EVERETT – In the face of a city ordinance that firmly encourages him to close up shop, one downtown business owner said he’ll continue to specialize in eleventh-hour loans and hawked jewelry for years to come.
“I understand that a revitalized urban core needs to be more dressy,” said John St. John, owner of Loaner Pawnshop, “but we still do a very respectable number of loans and have a very loyal clientele.”
St. John has filled his downtown store with rings from messed-up marriages, antique weapons from the Middle East, inky black leather jackets, dusty stereos and other goods for 24 years. The prior owner of the store was there for 38 years, St. John said.
The pawnshop is one of only three in the city’s downtown core, and city officials want that to be the limit.
Last month, in an emergency action, the City Council banned pawnshops, tattoo parlors, arcades, teen clubs and other types of businesses from the ground level of downtown buildings. The ordinance was an extension of one passed last year.
The extension was an emergency action because the previous ordinance had expired. The city hopes to approve a far-reaching downtown comprehensive plan in June, and officials didn’t want certain businesses to open during a lapse in restrictions.
There will be a public hearing on the emergency ordinance on Wednesday morning at the council’s regular meeting.
That means the three existing pawnshops in downtown Everett can rest assured that they won’t have new competition anytime soon.
“I suppose that may be comforting,” St. John said. “At one point, there were up to six or seven pawnshops downtown.”

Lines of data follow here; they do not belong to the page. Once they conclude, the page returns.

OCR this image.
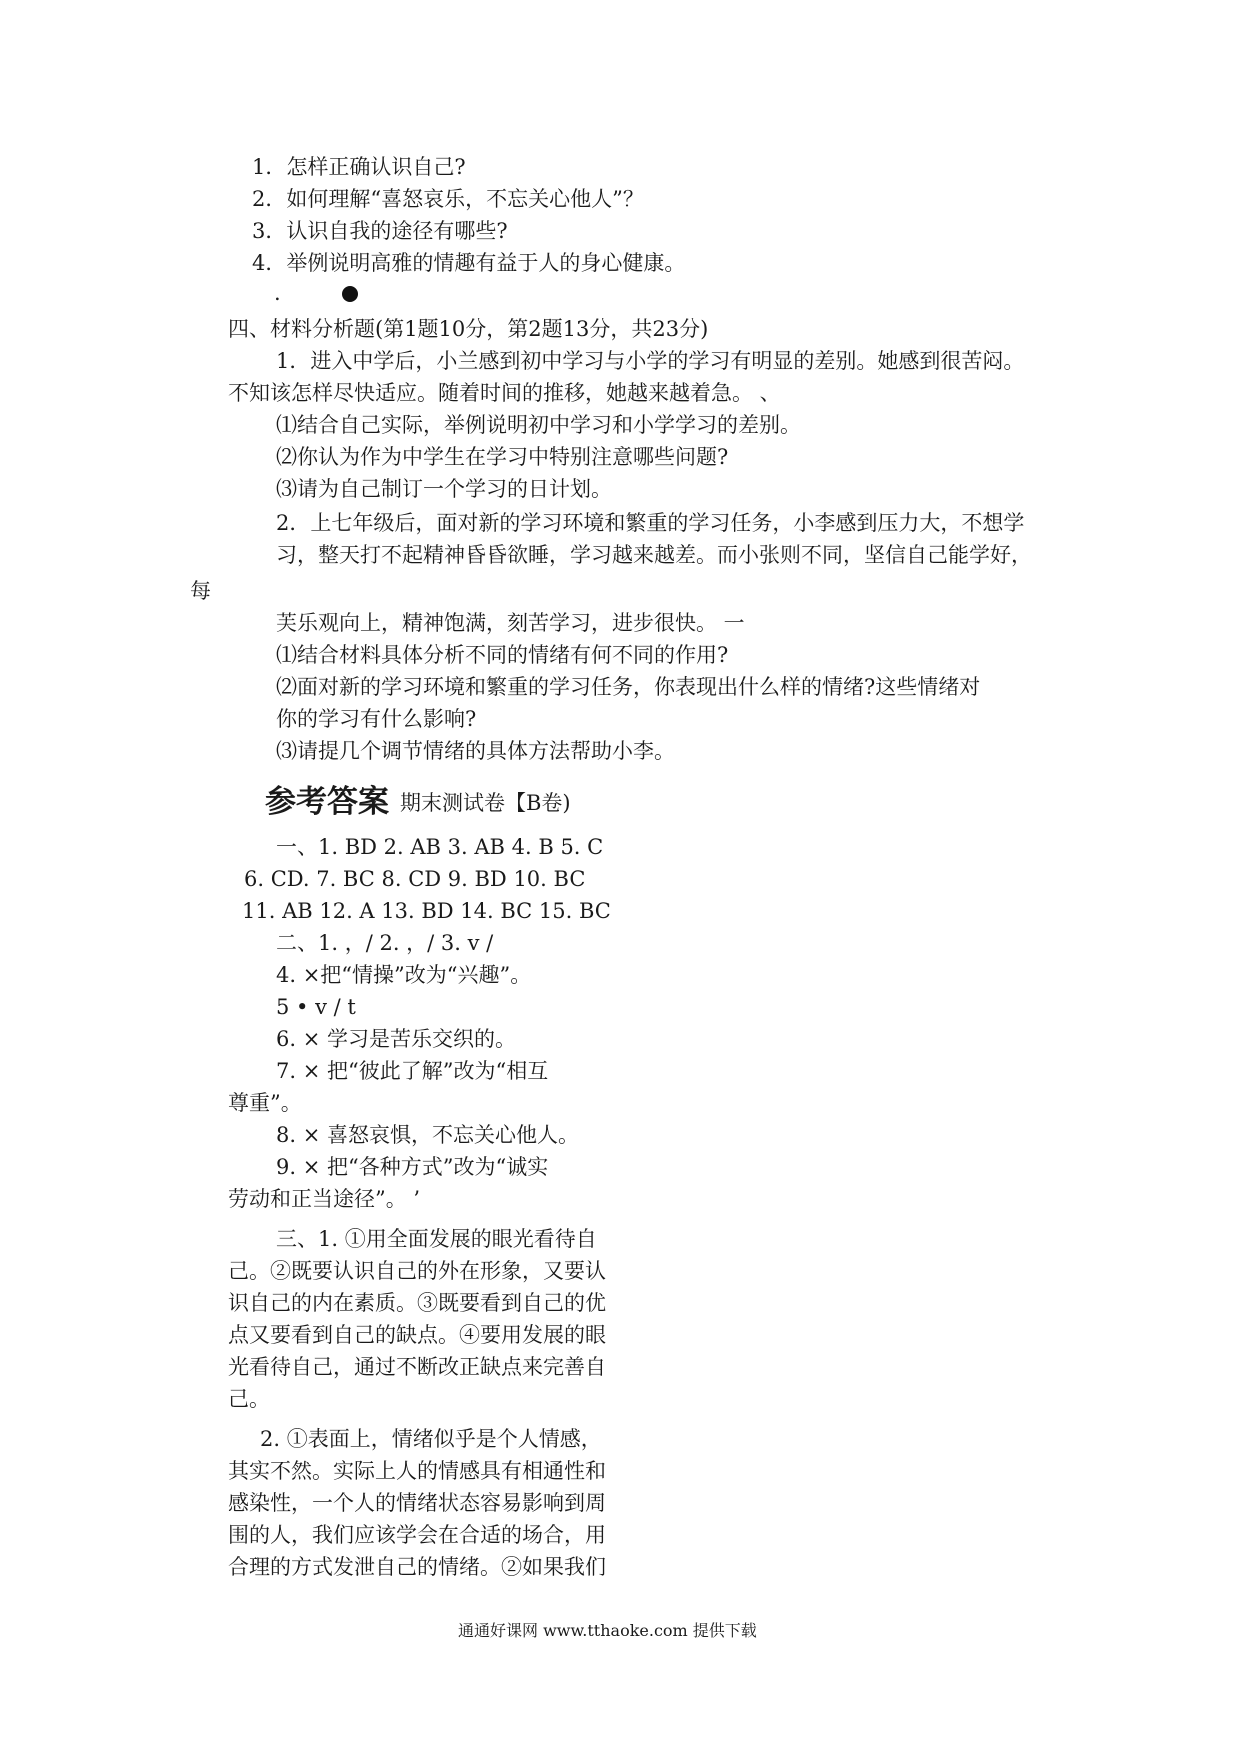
1．怎样正确认识自己?
2．如何理解“喜怒哀乐，不忘关心他人”？
3．认识自我的途径有哪些?
4．举例说明高雅的情趣有益于人的身心健康。
.
四、材料分析题(第1题10分，第2题13分，共23分)
1．进入中学后，小兰感到初中学习与小学的学习有明显的差别。她感到很苦闷。
不知该怎样尽快适应。随着时间的推移，她越来越着急。 、
⑴结合自己实际，举例说明初中学习和小学学习的差别。
⑵你认为作为中学生在学习中特别注意哪些问题?
⑶请为自己制订一个学习的日计划。
2．上七年级后，面对新的学习环境和繁重的学习任务，小李感到压力大，不想学
习，整天打不起精神昏昏欲睡，学习越来越差。而小张则不同，坚信自己能学好，
每
芙乐观向上，精神饱满，刻苦学习，进步很快。 一
⑴结合材料具体分析不同的情绪有何不同的作用?
⑵面对新的学习环境和繁重的学习任务，你表现出什么样的情绪?这些情绪对
你的学习有什么影响?
⑶请提几个调节情绪的具体方法帮助小李。
参考答案 期末测试卷【B卷)
一、1. BD 2. AB 3. AB 4. B 5. C
6. CD. 7. BC 8. CD 9. BD 10. BC
11. AB 12. A 13. BD 14. BC 15. BC
二、1. ，/ 2. ，/ 3. v /
4. ×把“情操”改为“兴趣”。
5 • v / t
6. × 学习是苦乐交织的。
7. × 把“彼此了解”改为“相互
尊重”。
8. × 喜怒哀惧，不忘关心他人。
9. × 把“各种方式”改为“诚实
劳动和正当途径”。 ’
三、1. ①用全面发展的眼光看待自
己。②既要认识自己的外在形象，又要认
识自己的内在素质。③既要看到自己的优
点又要看到自己的缺点。④要用发展的眼
光看待自己，通过不断改正缺点来完善自
己。
2. ①表面上，情绪似乎是个人情感，
其实不然。实际上人的情感具有相通性和
感染性，一个人的情绪状态容易影响到周
围的人，我们应该学会在合适的场合，用
合理的方式发泄自己的情绪。②如果我们
通通好课网 www.tthaoke.com 提供下载
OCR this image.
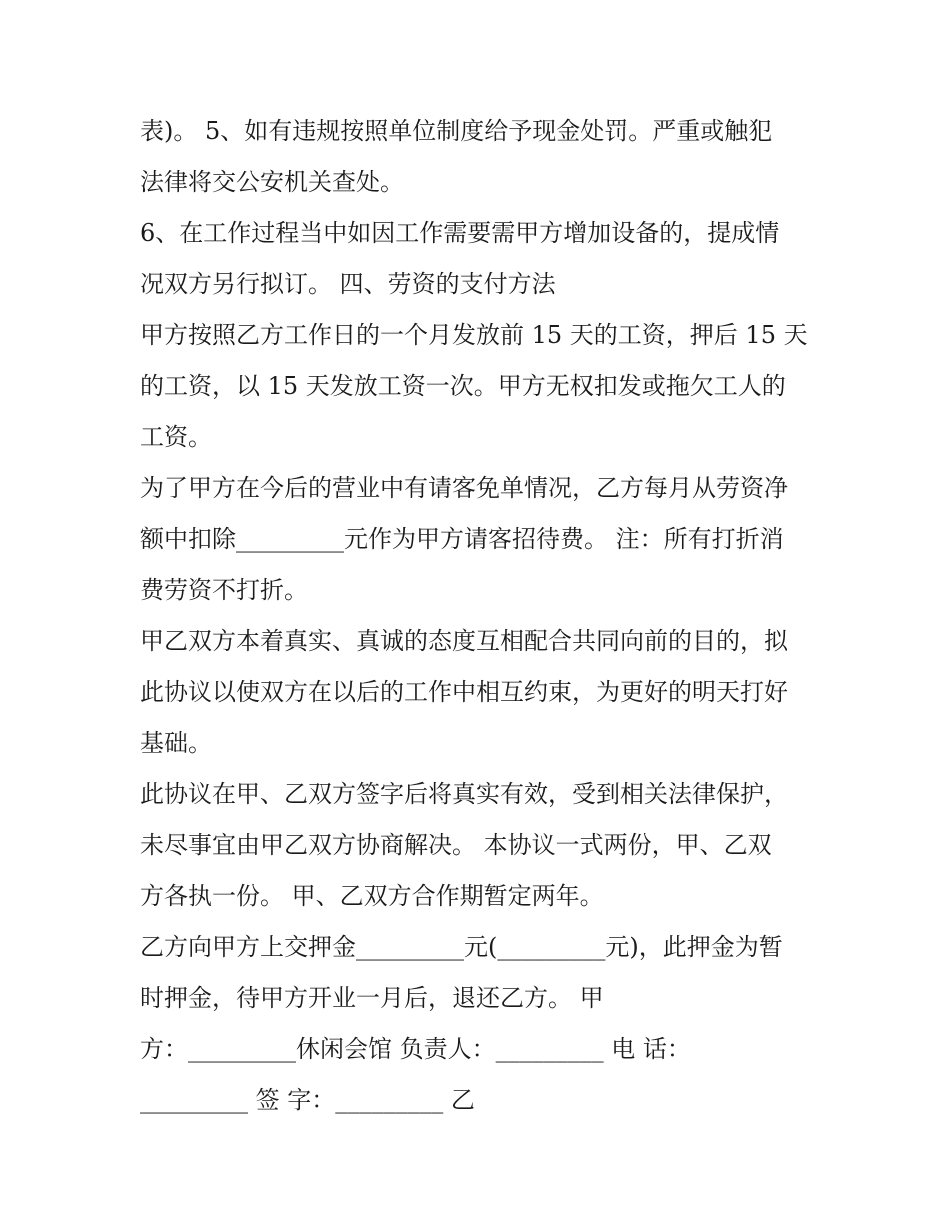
表)。 5、如有违规按照单位制度给予现金处罚。严重或触犯
法律将交公安机关查处。
6、在工作过程当中如因工作需要需甲方增加设备的，提成情
况双方另行拟订。 四、劳资的支付方法
甲方按照乙方工作日的一个月发放前 15 天的工资，押后 15 天
的工资，以 15 天发放工资一次。甲方无权扣发或拖欠工人的
工资。
为了甲方在今后的营业中有请客免单情况，乙方每月从劳资净
额中扣除_________元作为甲方请客招待费。 注：所有打折消
费劳资不打折。
甲乙双方本着真实、真诚的态度互相配合共同向前的目的，拟
此协议以使双方在以后的工作中相互约束，为更好的明天打好
基础。
此协议在甲、乙双方签字后将真实有效，受到相关法律保护，
未尽事宜由甲乙双方协商解决。 本协议一式两份，甲、乙双
方各执一份。 甲、乙双方合作期暂定两年。
乙方向甲方上交押金_________元(_________元)，此押金为暂
时押金，待甲方开业一月后，退还乙方。 甲
方：_________休闲会馆 负责人：_________ 电 话：
_________ 签 字：_________ 乙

Even so, St. John’s shop is different. Where else can you find a vintage Afghan firearm inlaid with mother-of-pearl?
“We’re the old-school stuff,” said Kennda Good, a clerk at St. John’s store.
She pointed to a statue of a voluptuous maiden cast in burnished bronze. Nearby was a giant buck’s head, a trophy from a long-ago hunting excursion. A large model airplane dangled just below the ceiling.
And then there’s the cash. Pawnshops offer loans when banks won’t, Good said.
“We get a lot of Boeing people when they have layoffs,” Good said. “They become our customers then, and when they go back to work, they come in and spend those paychecks.”
If St. John closed his shop, the city wouldn’t allow another one to open. So St. John plans to stick around – for a very long time.
Reporter Krista J. Kapralos: 425-339-3422 or kkapralos@heraldnet.com.
Public hearing
A public hearing to discuss the city zoning ordinance that bans certain businesses from the bottom floor of downtown buildings will be at 8:30 a.m. Wednesday in the Everett City Council Chambers at 3002 Wetmore Ave.